Menyoal Dokter Layanan Primer (1): Merusak Sistem!
TRANSINDONESIA.CO – Berseragam jaket hijau khas Ikatan Dokter Indonesia (IDI), dipimpin Ketua Umum IDI Prof.Dr. Ilham O. Marsis, Sp.OG dan jajaran pengurus IDI pusat dan daerah menemui anggota badan legislasi (baleg) DPR. Hajatnya meminta Baleg DPR mengamandemen UU No. 20 Tahun 2013 tentag Pendidikan Kedokteran (“UU Dikdok”) yang menormakan “kelas baru” dokter layanan primer. Diwartakan, pimpinan Baleg DPR mengatakan seluruh pimpinan fraksi DPR menyetujui revisi UU Dikdok, khususnya mengenai pengaturan dokter layanan primer.
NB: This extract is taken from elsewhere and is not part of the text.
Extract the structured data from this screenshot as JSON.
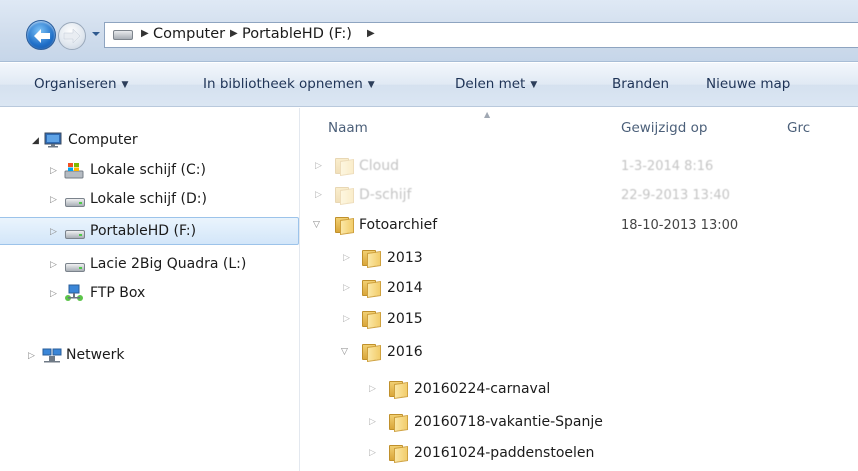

Selama ini publik hanya mengenal istilah dokter dan dokter spesialis. Apa pula dokter layanan primer (DLP) itu? Seakan kelas baru, DLP yang dibentuk dengan UU Dikdok itu diklaim hadir untuk melayani pasien pada layanan primer di garda depan. Apakah dokter (umum) yang di luar negeri disebut General Practitioner (GP) tak mampu melakukan layanan primer? Bukankah layanan primer itu adalah sistem layanan kesehatan saja?
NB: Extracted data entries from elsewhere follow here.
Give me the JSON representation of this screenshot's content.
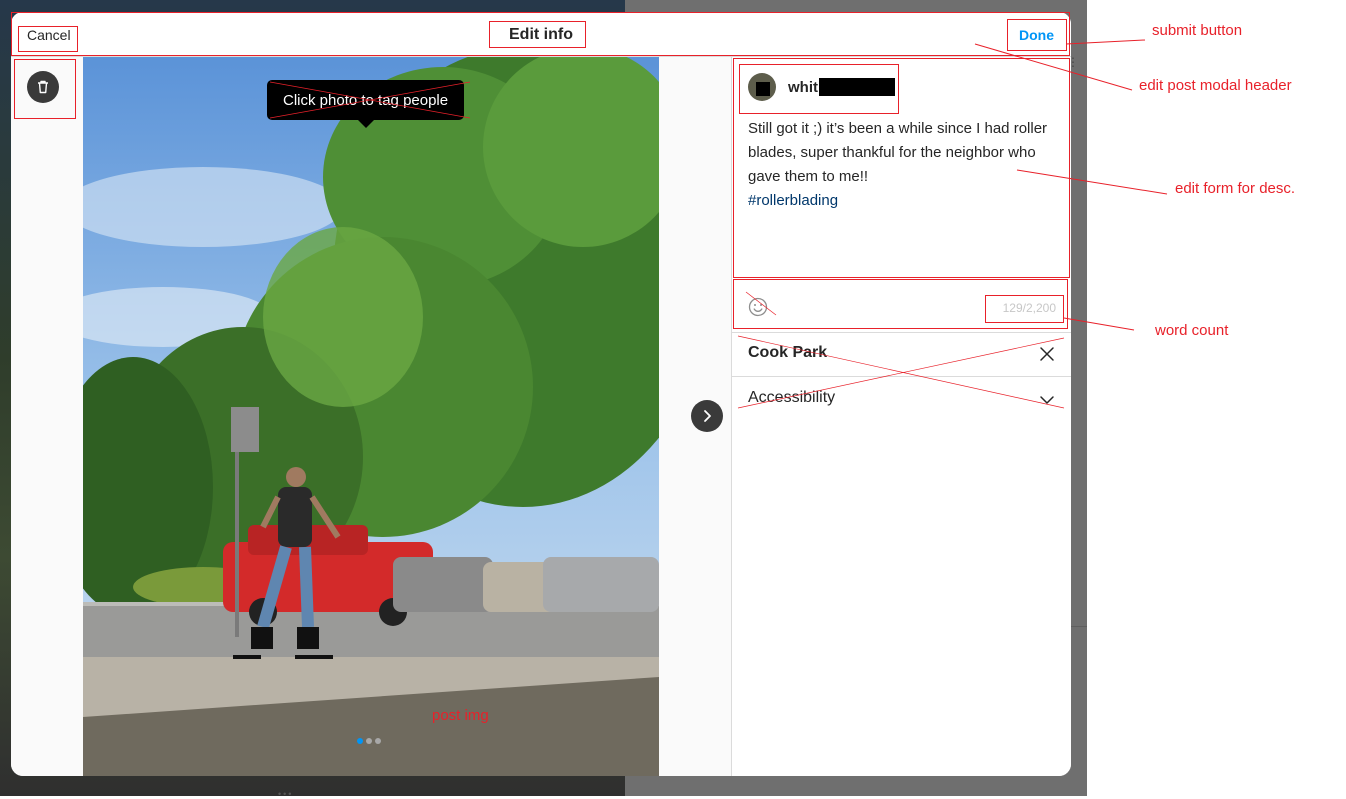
{
  "modal": {
    "header": {
      "cancel_label": "Cancel",
      "title": "Edit info",
      "done_label": "Done"
    },
    "photo": {
      "tag_tooltip": "Click photo to tag people",
      "carousel": {
        "count": 3,
        "active_index": 0
      }
    },
    "side_panel": {
      "author": {
        "username_visible": "whit"
      },
      "caption": {
        "text": "Still got it ;) it’s been a while since I had roller blades, super thankful for the neighbor who gave them to me!!",
        "hashtag": "#rollerblading"
      },
      "char_count": "129/2,200",
      "location": "Cook Park",
      "accessibility_label": "Accessibility"
    },
    "icons": {
      "delete": "trash-icon",
      "next": "chevron-right-icon",
      "emoji": "smiley-icon",
      "clear": "close-icon",
      "expand": "chevron-down-icon"
    }
  },
  "annotations": {
    "submit_button": "submit button",
    "modal_header": "edit post modal header",
    "desc_form": "edit form for desc.",
    "word_count": "word count",
    "post_img": "post img"
  },
  "colors": {
    "accent": "#0095f6",
    "annotation": "#e8212a",
    "hashtag": "#00376b"
  }
}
Jika dengan UU Dikdok layanan primer dilakukan dengan mewajibkan pendidikan DLP yang setara spesialis namun bukan spesialis, bukankah itu berarti menghambat pelayanan yang dilakukan dokter umum? Sebab, dengan UU Dikdok untuk menjadi DLP maka lulusan pendidikan profesi dokter mesti kuliah lagi pendidikan DLP yang justru berbiaya tidak murah dan mengikuti pendidikan DLP dengan mekanisme pasar pendidikan dokter yang tidak mensubsidi mahasiswa DLP itu sendiri.
Padahal nantinya lulusan DLP yang diproyeksi menjadi DLP sebagai garda terdepan program Jaminan Kesehatan Nasional (JKN), namun dengan keputusan sepihak hanya dibayar sesuai “tarif sosial” versi kebijakan JKN.
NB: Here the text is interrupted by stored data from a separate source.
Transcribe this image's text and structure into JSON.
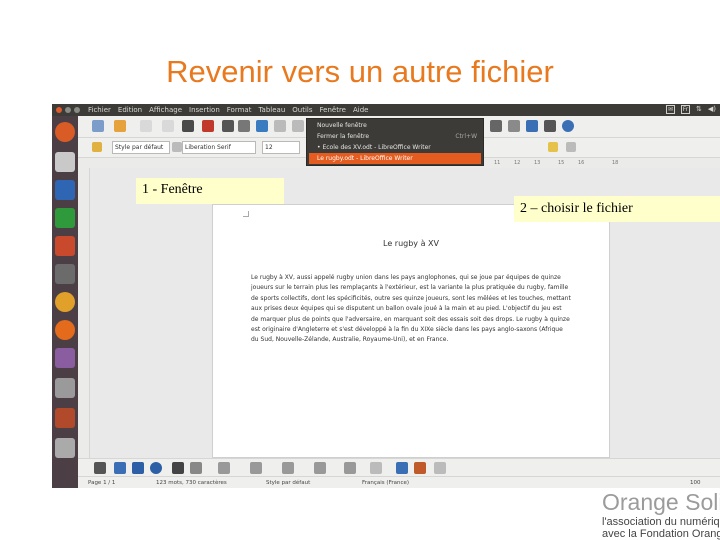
{
  "slide": {
    "title": "Revenir vers un autre fichier",
    "callouts": {
      "step1": "1 - Fenêtre",
      "step2": "2 –  choisir le fichier"
    }
  },
  "menubar": {
    "items": [
      "Fichier",
      "Edition",
      "Affichage",
      "Insertion",
      "Format",
      "Tableau",
      "Outils",
      "Fenêtre",
      "Aide"
    ],
    "tray": {
      "keyboard": "Fr"
    }
  },
  "window_menu": {
    "items": [
      {
        "label": "Nouvelle fenêtre",
        "shortcut": ""
      },
      {
        "label": "Fermer la fenêtre",
        "shortcut": "Ctrl+W"
      },
      {
        "label": "• Ecole des XV.odt - LibreOffice Writer",
        "shortcut": ""
      },
      {
        "label": "Le rugby.odt - LibreOffice Writer",
        "shortcut": "",
        "selected": true
      }
    ]
  },
  "formatting": {
    "paragraph_style": "Style par défaut",
    "font_name": "Liberation Serif",
    "font_size": "12"
  },
  "ruler": {
    "ticks": [
      "11",
      "12",
      "13",
      "15",
      "16",
      "18"
    ]
  },
  "document": {
    "title": "Le rugby à XV",
    "body": "Le rugby à XV, aussi appelé rugby union dans les pays anglophones, qui se joue par équipes de quinze joueurs sur le terrain plus les remplaçants à l'extérieur, est la variante la plus pratiquée du rugby, famille de sports collectifs, dont les spécificités, outre ses quinze joueurs, sont les mêlées et les touches, mettant aux prises deux équipes qui se disputent un ballon ovale joué à la main et au pied. L'objectif du jeu est de marquer plus de points que l'adversaire, en marquant soit des essais soit des drops. Le rugby à quinze est originaire d'Angleterre et s'est développé à la fin du XIXe siècle dans les pays anglo-saxons (Afrique du Sud, Nouvelle-Zélande, Australie, Royaume-Uni), et en France."
  },
  "statusbar": {
    "page": "Page 1 / 1",
    "words": "123 mots, 730 caractères",
    "style": "Style par défaut",
    "language": "Français (France)",
    "zoom": "100"
  },
  "brand": {
    "name": "Orange Solidarité",
    "line1": "l'association du numérique",
    "line2": "avec la Fondation Orange"
  },
  "colors": {
    "accent": "#e8791e",
    "menu_highlight": "#e45c1f",
    "callout_bg": "#ffffcc"
  }
}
Akibat dari pendidikan DLP dan kelas baru DLP itu, maka terhambat akses pelayanan kesehatan masyarakat oleh dokter (umum) atau GP yang mestinya sudah bisa bekerja dan memiliki kompetensi melayani pasien di garda terdepan.
Kalau dalam UU Praktik Kedokteran (UU Prakdok) maupun UU Tenaga Kesehatan (UU Nakes) hanya mengenal dokter dan dokter spesialis, namun ajaibnya seakan mengambil jalan sendiri dan tak terkoneksi dengan kedua UU utama dalam praktik kedokteran itu. Justru UU Dikdok soor sendiri tanpa justifikasi organisasi profesi kedokteran membuat sendiri kelas baru DLP.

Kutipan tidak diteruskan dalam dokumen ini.